Ford Motor Co. is expanding its driverless delivery experiment beyond pizza by partnering with Postmates to test what it will take to eventually remove the driver from on-demand distribution.
The carmaker and Postmates — a company that connects consumers with drivers to deliver their groceries, take-out and other purchases — will team up this year on a pilot program that explores how self-driving tech could change the delivery experience.
The experiment, which will use human drivers for now, will help Ford better understand how an autonomous delivery system could work, especially since customers will have to walk out and fetch their orders themselves. Once fully autonomous vehicles are developed, deployed and regulated, this kind of on-demand delivery could eventually go driver-free.
“In the future, when a consumer uses Postmates to place a purchase — whether for groceries, takeout or other goods — a self-driving vehicle could be what delivers her order,” Sherif Marakby, Ford’s vice president of autonomous vehicles and electrification, said in a Medium post before a CES keynote by CEO Jim Hackett. “We’ll study both what the merchant experience needs to be at the point of delivery and what the customer experience needs to be at that same point.”

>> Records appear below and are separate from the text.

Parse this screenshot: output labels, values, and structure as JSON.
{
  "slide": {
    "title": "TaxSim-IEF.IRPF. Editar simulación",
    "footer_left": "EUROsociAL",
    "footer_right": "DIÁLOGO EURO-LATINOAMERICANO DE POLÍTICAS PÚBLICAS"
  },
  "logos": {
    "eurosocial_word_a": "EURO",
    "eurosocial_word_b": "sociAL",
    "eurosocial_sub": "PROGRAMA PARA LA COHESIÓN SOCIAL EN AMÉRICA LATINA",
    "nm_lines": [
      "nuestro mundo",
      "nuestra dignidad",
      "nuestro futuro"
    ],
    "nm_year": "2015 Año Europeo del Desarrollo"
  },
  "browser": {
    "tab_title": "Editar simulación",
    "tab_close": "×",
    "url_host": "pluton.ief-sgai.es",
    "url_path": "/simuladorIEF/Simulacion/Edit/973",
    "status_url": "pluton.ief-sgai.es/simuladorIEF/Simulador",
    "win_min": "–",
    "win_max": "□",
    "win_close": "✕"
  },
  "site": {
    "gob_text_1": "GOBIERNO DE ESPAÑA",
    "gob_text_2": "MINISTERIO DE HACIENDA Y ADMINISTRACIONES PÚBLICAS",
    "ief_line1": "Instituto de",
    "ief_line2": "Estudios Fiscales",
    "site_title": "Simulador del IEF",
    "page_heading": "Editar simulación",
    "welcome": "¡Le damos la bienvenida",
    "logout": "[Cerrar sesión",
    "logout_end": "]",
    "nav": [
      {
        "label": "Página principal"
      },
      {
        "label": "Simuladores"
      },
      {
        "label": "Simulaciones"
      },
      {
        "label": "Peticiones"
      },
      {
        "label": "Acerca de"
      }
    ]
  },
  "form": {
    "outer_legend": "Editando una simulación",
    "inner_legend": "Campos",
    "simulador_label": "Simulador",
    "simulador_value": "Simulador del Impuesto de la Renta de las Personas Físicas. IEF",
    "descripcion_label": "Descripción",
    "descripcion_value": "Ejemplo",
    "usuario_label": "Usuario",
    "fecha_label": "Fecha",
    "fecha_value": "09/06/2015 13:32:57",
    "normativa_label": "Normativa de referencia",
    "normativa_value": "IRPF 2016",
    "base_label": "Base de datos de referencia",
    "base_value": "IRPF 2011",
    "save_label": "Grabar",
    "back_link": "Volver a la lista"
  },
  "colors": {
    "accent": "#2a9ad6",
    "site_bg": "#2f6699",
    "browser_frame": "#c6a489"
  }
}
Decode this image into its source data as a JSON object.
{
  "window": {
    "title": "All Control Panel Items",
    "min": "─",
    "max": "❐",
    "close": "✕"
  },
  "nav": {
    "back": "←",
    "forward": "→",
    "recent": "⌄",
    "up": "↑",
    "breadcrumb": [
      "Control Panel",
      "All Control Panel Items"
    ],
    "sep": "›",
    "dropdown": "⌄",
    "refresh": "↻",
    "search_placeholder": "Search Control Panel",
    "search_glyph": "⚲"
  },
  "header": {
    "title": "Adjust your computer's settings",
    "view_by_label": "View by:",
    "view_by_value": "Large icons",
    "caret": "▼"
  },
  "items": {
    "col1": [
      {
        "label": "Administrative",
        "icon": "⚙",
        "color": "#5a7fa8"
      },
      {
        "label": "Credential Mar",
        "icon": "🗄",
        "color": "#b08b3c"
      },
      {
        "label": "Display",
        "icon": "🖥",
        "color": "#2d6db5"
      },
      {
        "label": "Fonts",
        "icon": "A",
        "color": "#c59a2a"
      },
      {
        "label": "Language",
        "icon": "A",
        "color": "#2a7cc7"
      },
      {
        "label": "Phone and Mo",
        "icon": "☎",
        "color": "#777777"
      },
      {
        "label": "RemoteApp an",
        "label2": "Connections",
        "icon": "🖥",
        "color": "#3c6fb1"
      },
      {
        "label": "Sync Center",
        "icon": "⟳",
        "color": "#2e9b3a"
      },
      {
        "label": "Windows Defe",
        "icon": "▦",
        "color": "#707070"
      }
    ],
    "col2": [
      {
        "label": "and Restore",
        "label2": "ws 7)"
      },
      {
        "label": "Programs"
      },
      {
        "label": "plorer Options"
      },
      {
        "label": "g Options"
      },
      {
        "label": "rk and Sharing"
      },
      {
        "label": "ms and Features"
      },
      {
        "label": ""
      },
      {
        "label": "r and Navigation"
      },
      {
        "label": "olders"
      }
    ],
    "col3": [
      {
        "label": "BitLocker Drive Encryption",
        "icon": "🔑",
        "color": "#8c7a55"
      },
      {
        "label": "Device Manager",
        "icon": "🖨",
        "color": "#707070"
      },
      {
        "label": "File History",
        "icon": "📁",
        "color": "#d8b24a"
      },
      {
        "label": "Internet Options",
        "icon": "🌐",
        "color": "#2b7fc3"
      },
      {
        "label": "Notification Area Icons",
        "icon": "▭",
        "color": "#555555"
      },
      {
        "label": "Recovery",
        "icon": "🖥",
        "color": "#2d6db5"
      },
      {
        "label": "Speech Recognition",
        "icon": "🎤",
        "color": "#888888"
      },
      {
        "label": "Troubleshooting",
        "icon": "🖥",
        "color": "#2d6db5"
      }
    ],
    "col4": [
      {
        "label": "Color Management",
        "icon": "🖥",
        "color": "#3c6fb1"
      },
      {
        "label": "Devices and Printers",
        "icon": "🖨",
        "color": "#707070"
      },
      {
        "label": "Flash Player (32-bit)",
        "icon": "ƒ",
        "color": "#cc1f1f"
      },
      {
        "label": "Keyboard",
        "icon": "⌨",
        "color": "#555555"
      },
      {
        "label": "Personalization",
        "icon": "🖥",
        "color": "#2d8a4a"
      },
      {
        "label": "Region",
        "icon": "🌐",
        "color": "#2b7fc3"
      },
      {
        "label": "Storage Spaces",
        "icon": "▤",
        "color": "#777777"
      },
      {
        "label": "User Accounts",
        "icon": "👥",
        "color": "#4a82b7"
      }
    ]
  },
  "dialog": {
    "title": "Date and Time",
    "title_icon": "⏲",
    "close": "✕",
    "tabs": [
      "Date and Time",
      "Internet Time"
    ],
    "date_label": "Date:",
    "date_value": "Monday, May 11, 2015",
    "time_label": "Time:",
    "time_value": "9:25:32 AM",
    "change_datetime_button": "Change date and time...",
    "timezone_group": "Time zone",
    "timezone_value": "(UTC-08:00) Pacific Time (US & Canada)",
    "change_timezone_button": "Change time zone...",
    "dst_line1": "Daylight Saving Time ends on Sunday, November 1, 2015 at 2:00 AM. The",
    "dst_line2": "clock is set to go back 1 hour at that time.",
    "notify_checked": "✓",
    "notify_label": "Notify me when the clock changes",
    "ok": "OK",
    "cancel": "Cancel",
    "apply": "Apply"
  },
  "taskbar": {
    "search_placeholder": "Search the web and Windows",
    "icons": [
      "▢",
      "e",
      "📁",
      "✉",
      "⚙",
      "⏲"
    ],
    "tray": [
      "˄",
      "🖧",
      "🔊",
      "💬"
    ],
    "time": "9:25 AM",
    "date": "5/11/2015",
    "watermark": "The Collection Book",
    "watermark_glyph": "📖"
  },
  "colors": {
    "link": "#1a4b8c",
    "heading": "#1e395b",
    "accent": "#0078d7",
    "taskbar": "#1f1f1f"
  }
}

Ford’s announcement Jan. 9 is the latest at CES to confirm a driverless future is in the works but still a ways away. Even as General Motors Co. plans to have self-driving cars ready for a ride-hailing service in 2019 and Toyota Motor Corp. aims to demonstrate its new e-Palette concept at the 2020 Tokyo Olympics, automakers are quick to admit that plenty of hurdles remain before drivers are totally removed from the equation on a major scale.
The tie-up comes on the heels of the automaker’s earlier partnership with Domino’s Pizza Inc. to test appetite for driverless pizza delivery. The results from the Domino’s test have started to shape how the automaker thinks about customer interaction in a driverless future.
During the program that took place in Ann Arbor, Michigan, this past fall, Ford discovered customers specifically enjoyed the voice instructions explaining how to collect their order that played over speakers mounted on the Fusion that delivered their pies.
“Many even wanted to talk back to the car, saying, ‘Bye,’ upon its departure,” Jim Farley, Ford’s president of global markets, said in a separate post. “That insight is helping us to design experiential elements not just for delivery modes, but for all self-driving vehicle interactions.”
In addition to the Postmates announcement, Ford also said Jan. 9 it’s working with Silicon Valley startup Autonomic to build an open cloud-based platform, called the Transportation Mobility Cloud, that can manage the flow of information between cars, bikes, pedestrians, mass transit and infrastructure.
Ford is also teaming with Qualcomm Technologies Inc. to develop C-V2X, or cellular vehicle-to-everything technology, which allows cars and smart cities to communicate — a key step in the path to driverless transportation.
“All of this work is being done for a simple reason: To improve people’s lives and create better experiences,” Rich Strader, Ford’s vice president of mobility product solutions, said in a post co-written with Autonomic CEO Sunny Madra. “Moving around something as dynamic as a bustling city shouldn’t be an act of frustration; it should be affordable, accessible and enjoyable.”